Так, еще в 1673 году в так называемой "рукописи Маэло", художника Бургундского отеля, единственного в ту эпоху публичного театра в Париже, мы находим "теорию симультанных декораций": "...своеобразный дневник, какой имели обыкновение вести декораторы XVII века, занося в него все декорации и реквизит, какой им нужно было поставить для той или другой пьесы. Такие записи составлялись декораторами под руководством актеров" (курсив мой.-С.Ю.)*.
* (Мокульский С. С. О театре.
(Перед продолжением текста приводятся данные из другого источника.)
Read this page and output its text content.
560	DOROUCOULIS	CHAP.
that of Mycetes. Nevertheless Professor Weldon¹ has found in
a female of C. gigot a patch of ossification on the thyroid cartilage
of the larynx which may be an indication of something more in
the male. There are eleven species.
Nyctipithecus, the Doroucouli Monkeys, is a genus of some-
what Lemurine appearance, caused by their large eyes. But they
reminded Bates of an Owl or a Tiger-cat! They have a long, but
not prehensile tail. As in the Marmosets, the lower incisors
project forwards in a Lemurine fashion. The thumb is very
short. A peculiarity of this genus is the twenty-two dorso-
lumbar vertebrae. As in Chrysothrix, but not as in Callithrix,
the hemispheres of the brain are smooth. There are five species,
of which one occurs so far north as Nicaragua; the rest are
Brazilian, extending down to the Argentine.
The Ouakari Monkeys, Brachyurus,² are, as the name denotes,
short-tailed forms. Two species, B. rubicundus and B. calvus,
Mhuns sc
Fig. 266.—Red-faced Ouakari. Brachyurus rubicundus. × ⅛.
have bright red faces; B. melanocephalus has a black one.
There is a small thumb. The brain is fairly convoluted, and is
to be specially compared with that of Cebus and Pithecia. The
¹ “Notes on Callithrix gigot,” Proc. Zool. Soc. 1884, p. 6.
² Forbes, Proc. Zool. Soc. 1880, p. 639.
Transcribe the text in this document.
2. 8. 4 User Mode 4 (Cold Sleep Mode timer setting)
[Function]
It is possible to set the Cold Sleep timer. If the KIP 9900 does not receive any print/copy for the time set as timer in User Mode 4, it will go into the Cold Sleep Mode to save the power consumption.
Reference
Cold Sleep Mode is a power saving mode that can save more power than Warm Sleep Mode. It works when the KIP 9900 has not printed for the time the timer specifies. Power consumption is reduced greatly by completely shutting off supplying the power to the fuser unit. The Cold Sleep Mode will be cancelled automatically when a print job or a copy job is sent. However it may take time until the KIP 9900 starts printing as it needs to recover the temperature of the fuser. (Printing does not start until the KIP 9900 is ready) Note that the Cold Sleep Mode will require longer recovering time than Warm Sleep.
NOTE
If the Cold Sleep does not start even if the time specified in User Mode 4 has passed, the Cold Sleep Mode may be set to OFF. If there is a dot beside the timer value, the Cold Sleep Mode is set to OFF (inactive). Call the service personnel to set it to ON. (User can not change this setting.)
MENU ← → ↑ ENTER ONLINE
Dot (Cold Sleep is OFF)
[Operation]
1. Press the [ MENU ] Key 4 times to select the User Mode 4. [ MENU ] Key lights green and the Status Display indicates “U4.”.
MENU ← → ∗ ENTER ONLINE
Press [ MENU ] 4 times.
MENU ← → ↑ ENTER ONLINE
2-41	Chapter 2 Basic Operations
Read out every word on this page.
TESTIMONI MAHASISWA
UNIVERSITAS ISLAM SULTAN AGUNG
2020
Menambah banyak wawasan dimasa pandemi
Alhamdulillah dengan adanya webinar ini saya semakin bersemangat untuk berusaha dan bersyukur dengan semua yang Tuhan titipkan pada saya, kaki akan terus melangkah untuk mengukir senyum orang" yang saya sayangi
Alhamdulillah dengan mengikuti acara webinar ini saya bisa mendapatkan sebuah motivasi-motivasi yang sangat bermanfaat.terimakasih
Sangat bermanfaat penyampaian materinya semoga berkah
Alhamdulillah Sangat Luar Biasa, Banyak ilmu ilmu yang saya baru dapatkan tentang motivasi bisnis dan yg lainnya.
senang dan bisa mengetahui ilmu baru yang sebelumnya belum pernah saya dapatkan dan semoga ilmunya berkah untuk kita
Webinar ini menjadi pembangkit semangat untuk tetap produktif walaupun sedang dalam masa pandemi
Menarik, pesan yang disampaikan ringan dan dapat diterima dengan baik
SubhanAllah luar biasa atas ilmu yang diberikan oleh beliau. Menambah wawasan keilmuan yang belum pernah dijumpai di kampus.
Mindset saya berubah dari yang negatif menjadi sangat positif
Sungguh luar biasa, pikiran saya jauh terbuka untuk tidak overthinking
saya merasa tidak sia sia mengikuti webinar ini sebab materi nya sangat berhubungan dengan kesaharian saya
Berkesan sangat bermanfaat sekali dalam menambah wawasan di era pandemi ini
М., "Искусство", 1963, с. 129.)
Это то, что мы знаем о европейском театре, но ведь не следует забывать, что гораздо более длительной и обширной была практика театров Востока, особенно Китая и Японии.
Там безраздельно и строго царила традиция, выработанная веками: сложная знаковая система, регулирующая все элементы спектакля, вплоть до самых мельчайших деталей - от мизансцены до лишнего в гриме актера или расположения складки на его костюме,- создала некую незыблемую структуру, сохранившуюся почти без изменений и до наших дней.
Это позволило, с одной стороны, оказать несомненное и благотворное влияние на современный театр Запада, а с другой - затормозило эволюцию сценического искусства в самих странах Востока. Впрочем, не берусь сегодня установить, насколько благотворным оказалось, проникновение в театры Востока стилистики натуралистической и литературной западной драмы,- зато с уверенностью могу констатировать плодотворность общения западного театра с истоками подлинной театральности, пронесенными сквозь века мастерами древней культуры.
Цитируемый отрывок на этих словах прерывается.